On the existence of a positive solution to a nonlocal logistic system with nonlinear advection terms
Willian Cintra, Romildo Lima, Mayra Soares
TL;DR
The paper studies a two-species nonlocal logistic system with nonlinear advection on a bounded domain, incorporating nonlocal reaction terms via kernels and homogeneous Dirichlet boundary conditions. The authors recast the problem through linear solution operators and nonlinear maps, then apply Rabinowitz global bifurcation theory to obtain existence and nonexistence results for positive classical solutions, with spectral thresholds involving the largest eigenvalue of the coupling matrix $A=[a\ b; c\ d]$ and the principal eigenvalue of the advection-diffusion operator.
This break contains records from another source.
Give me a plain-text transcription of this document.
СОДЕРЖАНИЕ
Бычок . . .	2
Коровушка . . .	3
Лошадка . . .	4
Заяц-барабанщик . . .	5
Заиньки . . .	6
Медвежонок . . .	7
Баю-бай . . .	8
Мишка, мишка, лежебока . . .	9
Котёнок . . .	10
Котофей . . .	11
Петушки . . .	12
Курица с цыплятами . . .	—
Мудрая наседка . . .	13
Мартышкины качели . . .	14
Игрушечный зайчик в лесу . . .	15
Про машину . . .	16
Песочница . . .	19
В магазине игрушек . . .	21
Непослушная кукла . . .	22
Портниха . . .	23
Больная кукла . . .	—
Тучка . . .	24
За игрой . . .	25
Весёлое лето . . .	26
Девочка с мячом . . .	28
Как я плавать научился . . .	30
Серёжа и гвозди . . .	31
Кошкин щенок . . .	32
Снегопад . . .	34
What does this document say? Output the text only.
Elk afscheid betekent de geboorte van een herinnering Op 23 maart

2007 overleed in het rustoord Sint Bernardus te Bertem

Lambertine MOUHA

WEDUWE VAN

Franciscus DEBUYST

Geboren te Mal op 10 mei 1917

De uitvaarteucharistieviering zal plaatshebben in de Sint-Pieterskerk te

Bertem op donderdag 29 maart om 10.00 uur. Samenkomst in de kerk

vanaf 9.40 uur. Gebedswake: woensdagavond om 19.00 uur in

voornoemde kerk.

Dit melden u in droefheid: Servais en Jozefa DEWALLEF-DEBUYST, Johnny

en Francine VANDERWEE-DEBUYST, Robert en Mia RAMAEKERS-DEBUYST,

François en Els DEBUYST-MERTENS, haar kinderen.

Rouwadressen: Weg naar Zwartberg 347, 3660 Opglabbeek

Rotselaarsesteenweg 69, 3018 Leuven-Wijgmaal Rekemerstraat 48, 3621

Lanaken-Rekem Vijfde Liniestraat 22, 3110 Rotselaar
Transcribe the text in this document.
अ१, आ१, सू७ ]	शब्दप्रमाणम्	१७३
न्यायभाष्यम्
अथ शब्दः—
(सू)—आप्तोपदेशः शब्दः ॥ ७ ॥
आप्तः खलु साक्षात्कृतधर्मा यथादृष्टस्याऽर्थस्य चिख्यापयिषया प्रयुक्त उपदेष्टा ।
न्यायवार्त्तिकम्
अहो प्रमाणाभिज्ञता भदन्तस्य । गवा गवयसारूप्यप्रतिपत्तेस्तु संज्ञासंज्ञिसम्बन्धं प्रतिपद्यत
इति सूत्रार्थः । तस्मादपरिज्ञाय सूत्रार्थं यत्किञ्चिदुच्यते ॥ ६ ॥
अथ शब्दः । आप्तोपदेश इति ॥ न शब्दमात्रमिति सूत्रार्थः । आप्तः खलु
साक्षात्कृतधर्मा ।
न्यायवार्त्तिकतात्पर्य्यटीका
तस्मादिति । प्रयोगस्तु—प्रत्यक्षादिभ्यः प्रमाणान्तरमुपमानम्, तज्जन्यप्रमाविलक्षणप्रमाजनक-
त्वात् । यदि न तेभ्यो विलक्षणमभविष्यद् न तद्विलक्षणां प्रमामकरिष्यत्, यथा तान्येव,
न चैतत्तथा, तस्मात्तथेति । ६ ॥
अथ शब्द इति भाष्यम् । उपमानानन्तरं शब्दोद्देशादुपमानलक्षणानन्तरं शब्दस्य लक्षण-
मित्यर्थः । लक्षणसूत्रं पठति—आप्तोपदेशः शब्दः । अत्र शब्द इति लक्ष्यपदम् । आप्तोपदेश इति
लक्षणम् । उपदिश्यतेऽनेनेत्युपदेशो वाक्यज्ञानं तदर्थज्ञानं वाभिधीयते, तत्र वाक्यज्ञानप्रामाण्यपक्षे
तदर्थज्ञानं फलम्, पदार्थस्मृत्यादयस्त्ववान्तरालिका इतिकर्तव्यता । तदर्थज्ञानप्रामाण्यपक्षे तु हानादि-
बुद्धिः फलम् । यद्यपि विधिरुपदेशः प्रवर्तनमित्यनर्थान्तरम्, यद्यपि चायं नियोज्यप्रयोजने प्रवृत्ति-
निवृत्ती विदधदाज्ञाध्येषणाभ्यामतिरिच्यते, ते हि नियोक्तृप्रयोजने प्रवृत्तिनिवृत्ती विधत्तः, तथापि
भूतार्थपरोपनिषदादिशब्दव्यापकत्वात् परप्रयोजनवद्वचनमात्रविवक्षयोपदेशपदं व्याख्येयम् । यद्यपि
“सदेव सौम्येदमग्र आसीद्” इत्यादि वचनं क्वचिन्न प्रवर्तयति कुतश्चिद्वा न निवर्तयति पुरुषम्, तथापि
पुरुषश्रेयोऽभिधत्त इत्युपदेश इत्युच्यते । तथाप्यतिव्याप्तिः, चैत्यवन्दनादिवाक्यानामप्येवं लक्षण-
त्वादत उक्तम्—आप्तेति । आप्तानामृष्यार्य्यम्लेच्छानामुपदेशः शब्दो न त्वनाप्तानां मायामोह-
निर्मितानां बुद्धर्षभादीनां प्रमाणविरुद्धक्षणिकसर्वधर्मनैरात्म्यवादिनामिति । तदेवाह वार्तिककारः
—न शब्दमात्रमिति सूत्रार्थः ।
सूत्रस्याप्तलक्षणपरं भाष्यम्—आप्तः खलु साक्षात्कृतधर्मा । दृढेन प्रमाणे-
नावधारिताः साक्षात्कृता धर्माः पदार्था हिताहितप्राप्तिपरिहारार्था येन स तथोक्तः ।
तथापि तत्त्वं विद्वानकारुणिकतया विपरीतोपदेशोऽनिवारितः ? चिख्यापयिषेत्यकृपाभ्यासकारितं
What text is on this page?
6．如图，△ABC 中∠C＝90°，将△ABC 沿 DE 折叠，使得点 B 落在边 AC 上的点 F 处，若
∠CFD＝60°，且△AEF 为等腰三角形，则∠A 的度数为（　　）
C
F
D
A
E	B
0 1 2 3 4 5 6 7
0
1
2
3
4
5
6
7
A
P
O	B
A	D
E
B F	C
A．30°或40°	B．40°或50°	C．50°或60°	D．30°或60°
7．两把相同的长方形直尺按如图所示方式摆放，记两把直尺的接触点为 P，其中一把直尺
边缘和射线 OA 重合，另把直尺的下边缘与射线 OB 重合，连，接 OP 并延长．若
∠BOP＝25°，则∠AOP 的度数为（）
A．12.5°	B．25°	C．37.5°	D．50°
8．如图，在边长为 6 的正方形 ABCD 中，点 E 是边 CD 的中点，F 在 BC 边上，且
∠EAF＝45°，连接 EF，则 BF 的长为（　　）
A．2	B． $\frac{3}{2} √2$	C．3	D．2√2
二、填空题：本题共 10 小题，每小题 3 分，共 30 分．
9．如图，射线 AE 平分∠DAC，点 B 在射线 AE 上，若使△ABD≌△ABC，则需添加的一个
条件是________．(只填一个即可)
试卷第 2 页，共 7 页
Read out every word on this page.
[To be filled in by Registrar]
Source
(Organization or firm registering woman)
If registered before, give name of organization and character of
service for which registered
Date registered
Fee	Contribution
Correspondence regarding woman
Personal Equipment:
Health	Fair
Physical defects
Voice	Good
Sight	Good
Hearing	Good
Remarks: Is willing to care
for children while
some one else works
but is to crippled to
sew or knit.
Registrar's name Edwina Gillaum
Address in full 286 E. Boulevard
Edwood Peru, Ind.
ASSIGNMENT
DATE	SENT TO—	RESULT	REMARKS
For the linear advection case ($p=q=1$) with $\operatorname{div}\vec{α}=0$, positivity occurs iff $\lambda_A>\lambda_1^{\alpha}$; for the nonlinear advection case ($p,q>1$) with $\gamma>\max\{p,q\}$ and $\operatorname{div}\vec{α}=\operatorname{div}\vec{β}=0$, positivity requires $\lambda_A>\lambda_1$. The paper also develops a local bifurcation analysis via Crandall–Rabinowitz to describe a local branch of positive solutions near the bifurcation point, including conditions under which positive solutions exist when $\lambda_A$ is slightly below $\lambda_1$. These results advance understanding of nonlocal logistic systems with advection, linking spectral properties to the emergence of coexistence states in population dynamics models.
Abstract
In this paper, we study a nonlocal logistic system with nonlinear advection terms \begin{equation*} \left\{ \begin{array}{lcl} -Δu+\vecα(x)\cdot \nabla (|u|^{p-1}u)&=&\left(a-\int_ΩK_1(x,y)f(u,v)dy \right)u+bv\mbox{ in }Ω,\\ -Δv+\vecβ(x)\cdot \nabla (|v|^{q-1}v)&=&\left(d-\int_ΩK_2(x,y)g(u,v)dy \right)v+cu\mbox{ in }Ω,\\ \qquad \qquad \qquad \qquad u=v&=&0\mbox{ on }\partialΩ, \end{array} \right. \end{equation*} where $Ω\subset\mathbb{R}^N$, $N\geq1$, is a bounded domain with a smooth boundary, $\vecα(x)=(α_1(x),\cdots,α_N(x))$ and $\vecβ(x)=(β_1(x),\cdots,β_N(x))$ are flows satisfying suitable conditions, $p,q\geq1$, $a,b,c,d>0$ and $K_1,K_2:Ω\timesΩ\rightarrow\mathbb{R}$ are nonnegative functions, with their specific conditions detailed below. The functions $f$ and $g$ satisfy some assumptions which allow us to use bifurcation theory to prove the existence of solution to problem $(P)$. It is important to highlight that the inclusion of the integral nonlocal term on the right-hand side makes the problem more representative of real-world situations.